Codex Palatinus germanicus 10
Der Codex Palatinus germanicus 10 ist eine frühneuzeitliche Handschrift der ehemaligen Bibliotheca Palatina in Heidelberg. Der Codex gehört zu den Codices Palatini germanici, den deutschsprachigen Handschriften der Palatina, die seit 1816 in der Universitätsbibliothek Heidelberg aufbewahrt werden; Signatur der UB-Heidelberg und gängige fachwissenschaftliche Bezeichnung ist Cod. Pal. germ. 10 (Kurzform: Cpg 10).
Der Codex gibt den Aristeasbrief in deutscher Sprache wieder, in einer Abschrift der Übersetzung Dietrich Reisachs vom Ende des 15. / Anfang des 16. Jahrhunderts.

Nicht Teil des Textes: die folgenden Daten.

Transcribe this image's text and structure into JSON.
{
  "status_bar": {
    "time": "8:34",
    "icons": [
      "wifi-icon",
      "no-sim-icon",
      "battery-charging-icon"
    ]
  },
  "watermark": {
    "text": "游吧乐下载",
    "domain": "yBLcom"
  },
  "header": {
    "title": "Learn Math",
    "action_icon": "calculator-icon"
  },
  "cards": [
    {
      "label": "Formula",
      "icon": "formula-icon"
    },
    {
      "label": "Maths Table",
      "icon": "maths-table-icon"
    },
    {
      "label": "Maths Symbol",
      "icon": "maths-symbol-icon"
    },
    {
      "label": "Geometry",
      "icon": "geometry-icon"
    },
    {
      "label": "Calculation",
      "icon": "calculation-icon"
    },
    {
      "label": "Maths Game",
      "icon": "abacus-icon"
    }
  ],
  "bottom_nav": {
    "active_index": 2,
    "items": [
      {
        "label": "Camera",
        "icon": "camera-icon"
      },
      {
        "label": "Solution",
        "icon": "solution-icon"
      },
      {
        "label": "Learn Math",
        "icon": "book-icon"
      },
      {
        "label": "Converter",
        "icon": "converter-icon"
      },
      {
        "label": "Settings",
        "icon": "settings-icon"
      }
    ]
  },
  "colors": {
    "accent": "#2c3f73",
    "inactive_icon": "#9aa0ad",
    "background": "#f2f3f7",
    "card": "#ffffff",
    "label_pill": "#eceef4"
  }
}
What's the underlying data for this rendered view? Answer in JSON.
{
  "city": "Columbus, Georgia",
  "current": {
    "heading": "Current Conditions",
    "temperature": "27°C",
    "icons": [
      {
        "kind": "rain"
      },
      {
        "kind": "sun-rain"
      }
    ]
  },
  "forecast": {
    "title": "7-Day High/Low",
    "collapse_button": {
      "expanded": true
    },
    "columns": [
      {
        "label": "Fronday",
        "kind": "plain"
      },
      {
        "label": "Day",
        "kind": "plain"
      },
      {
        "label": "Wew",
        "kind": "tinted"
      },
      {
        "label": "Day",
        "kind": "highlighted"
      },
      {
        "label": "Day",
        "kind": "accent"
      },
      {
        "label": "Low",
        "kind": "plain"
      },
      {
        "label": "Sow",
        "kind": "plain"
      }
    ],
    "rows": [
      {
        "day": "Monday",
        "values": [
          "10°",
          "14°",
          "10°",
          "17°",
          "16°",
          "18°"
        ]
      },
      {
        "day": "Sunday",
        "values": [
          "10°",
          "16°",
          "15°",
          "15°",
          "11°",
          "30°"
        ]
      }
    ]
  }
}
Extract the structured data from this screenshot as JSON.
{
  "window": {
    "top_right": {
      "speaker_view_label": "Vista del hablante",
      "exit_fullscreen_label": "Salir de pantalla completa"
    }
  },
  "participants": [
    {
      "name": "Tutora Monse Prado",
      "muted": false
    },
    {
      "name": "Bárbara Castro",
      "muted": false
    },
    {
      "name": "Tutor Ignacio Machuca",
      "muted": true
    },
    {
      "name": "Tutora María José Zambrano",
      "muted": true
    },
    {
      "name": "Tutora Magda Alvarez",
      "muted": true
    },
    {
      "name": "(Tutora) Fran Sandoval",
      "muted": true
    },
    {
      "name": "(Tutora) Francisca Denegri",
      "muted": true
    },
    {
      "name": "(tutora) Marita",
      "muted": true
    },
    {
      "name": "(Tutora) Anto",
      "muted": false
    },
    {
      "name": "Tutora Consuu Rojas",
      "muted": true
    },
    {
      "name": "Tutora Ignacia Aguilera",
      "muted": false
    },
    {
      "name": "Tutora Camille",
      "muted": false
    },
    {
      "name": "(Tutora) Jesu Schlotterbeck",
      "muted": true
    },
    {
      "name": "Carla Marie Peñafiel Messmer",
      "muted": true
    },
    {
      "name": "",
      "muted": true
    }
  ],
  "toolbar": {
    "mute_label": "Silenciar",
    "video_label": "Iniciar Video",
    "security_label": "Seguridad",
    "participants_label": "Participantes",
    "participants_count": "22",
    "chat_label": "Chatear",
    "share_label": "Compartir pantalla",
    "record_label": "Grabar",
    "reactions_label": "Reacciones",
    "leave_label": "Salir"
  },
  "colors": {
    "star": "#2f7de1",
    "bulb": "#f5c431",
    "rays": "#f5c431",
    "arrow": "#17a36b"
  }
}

Die Handschrift entstand im 16. Jahrhundert in Bayern (Franken).
Beschreibung
Der Codex ist eine Pergamenthandschrift mit 32 Blättern.[1] Auf Blatt 11v ist eine Reklamante eingetragen. Die Foliierung des 17. Jahrhunderts zählt die Textblätter 1–29 durch; die leeren Seiten vorn und hinten haben moderne Blattzählung.
Die Blattgröße des Codex beträgt 21,4 × 14,5 cm, dabei ist ein Schriftraum von 15,5–16 × 10,5 cm beschrieben mit 32 bis 37 Zeilen pro Seite; alle Blätter haben ein mit Tinte vorgezeichnetes Zeilengerüst. Durchgehende Schriftform ist eine Bastarda von einer Hand, vermutlich eine Schreibmeisterschrift.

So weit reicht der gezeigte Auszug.